Over at The Gospel Coalition Kevin DeYoung summarizes the two-kingdom perspective this way: “the two kingdom folks believe in a kingdom of this world and a kingdom of Christ. We have a dual citizenship as Christians. Further, the realm of nature should not be expected to function and look like the realm of grace. Living in the tension of two kingdoms we should stop trying to transform the culture of this world into the kingdom of our Lord and instead focus on the church being the church, led by it duly ordained officers and ministering through the ordinary means of grace.” For an evaluation of that discussion, reading John Frame‘s evaluation may prove helpful. Knowing that the latest anti-transformationalist/Keller critique has the DNA of the “two-kingdom” perspective helps us understand some of the reservations introduced by these OPC leaders. It is not likely that those with sympathies toward the “two-kingdom” framework are going to have affirmative dispositions toward Tim Keller, Abraham Kuyper, or any rhetoric about “transforming” culture or society. Kevin DeYoung explains these insights this way:
On the plus side for the two-kingdom approach:
• Emphasis on the church and the ordinary means (e.g., preaching, sacraments)
• Realistic appraisal of our fallen world and the dangers of utopian idealism
• Acknowledges that while Christians can do and should do many worthwhile things in the world, the church as church has a more limited mandate
• Avoids endless, and often silly, pronouncements on all sorts of cultural and political matters
• Takes seriously the already and not-yet of the kingdom
• Understands that every nice thing that happens in the world is not “kingdom work”
• A bulwark against theonomy and reconstructionismBut I also see some dangers in a radical two-kingdom approach:
• An exaggerated distinction between laity and church officers (e.g., evangelism is the responsibility of elders and pastors not of the regular church members)
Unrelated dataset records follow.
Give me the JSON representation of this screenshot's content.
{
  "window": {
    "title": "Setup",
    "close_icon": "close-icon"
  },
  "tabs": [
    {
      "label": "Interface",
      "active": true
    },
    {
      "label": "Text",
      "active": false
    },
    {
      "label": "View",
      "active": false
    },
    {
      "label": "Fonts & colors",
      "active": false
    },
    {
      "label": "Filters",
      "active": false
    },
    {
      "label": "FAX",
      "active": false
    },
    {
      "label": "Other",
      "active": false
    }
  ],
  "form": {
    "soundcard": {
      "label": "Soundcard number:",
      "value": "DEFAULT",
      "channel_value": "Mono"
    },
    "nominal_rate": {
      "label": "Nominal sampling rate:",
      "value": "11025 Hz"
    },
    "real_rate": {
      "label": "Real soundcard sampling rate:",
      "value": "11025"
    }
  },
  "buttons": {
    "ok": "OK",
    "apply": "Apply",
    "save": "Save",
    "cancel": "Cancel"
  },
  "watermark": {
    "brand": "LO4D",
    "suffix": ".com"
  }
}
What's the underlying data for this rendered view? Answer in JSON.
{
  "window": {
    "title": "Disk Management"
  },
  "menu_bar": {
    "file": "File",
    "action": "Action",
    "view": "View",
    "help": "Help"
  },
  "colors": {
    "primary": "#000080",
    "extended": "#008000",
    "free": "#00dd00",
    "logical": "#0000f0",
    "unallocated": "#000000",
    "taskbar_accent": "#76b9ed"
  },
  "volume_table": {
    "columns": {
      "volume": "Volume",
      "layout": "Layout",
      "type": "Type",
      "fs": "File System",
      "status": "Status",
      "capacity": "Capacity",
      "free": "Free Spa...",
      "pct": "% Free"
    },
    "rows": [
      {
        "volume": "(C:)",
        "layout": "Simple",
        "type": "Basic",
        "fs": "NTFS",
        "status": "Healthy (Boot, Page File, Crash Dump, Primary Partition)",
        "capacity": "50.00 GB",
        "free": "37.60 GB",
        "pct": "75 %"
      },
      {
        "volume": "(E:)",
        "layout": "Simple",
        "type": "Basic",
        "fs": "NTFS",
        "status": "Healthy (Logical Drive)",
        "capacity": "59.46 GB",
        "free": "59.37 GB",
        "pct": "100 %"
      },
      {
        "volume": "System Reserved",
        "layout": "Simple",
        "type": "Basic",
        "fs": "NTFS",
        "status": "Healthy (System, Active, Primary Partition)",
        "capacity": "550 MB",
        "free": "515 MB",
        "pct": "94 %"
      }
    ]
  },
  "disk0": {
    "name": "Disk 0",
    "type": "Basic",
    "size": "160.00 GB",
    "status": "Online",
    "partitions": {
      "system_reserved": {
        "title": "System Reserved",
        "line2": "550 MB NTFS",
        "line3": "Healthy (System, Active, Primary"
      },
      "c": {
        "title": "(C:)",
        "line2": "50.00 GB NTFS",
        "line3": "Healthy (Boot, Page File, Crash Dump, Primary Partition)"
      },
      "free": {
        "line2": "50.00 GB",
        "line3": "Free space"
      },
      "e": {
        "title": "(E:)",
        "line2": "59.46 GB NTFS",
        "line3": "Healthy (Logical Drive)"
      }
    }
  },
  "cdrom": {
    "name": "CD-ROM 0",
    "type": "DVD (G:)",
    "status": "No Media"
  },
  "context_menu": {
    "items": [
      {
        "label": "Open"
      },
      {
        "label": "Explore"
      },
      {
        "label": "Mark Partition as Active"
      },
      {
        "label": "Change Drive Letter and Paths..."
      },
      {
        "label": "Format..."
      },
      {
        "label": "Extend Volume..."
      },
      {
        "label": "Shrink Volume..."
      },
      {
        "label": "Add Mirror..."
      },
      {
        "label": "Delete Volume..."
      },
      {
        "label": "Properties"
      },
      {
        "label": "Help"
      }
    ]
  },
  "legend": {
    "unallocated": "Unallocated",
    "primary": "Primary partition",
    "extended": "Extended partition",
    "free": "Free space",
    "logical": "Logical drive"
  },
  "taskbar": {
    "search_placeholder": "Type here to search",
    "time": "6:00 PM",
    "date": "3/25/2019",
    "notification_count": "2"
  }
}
• An unwillingness to boldly call Christians to work for positive change in their communities and believe that some change is possible
• The doctrine of the “spirituality of the church” allowed the southern church to “punt” (or worse) on the issue of slavery during the 19th century
For this reason, the two-kingdom-like critique from Hart and Trueman is welcomed accountability in the world of celebrity, tribal, evangelicalism where followers take words like “missional,” “radical,” “transform,” “impact”, “engage,” and the like, and turn them into exclusive orthodoxies. Because those in the transformationalist tradition have blind spots, as Keller and DeYoung note, it is good to have voices like Hart and Trueman speak from their personal convictions in ways that enrich Protestant understandings of the gospel.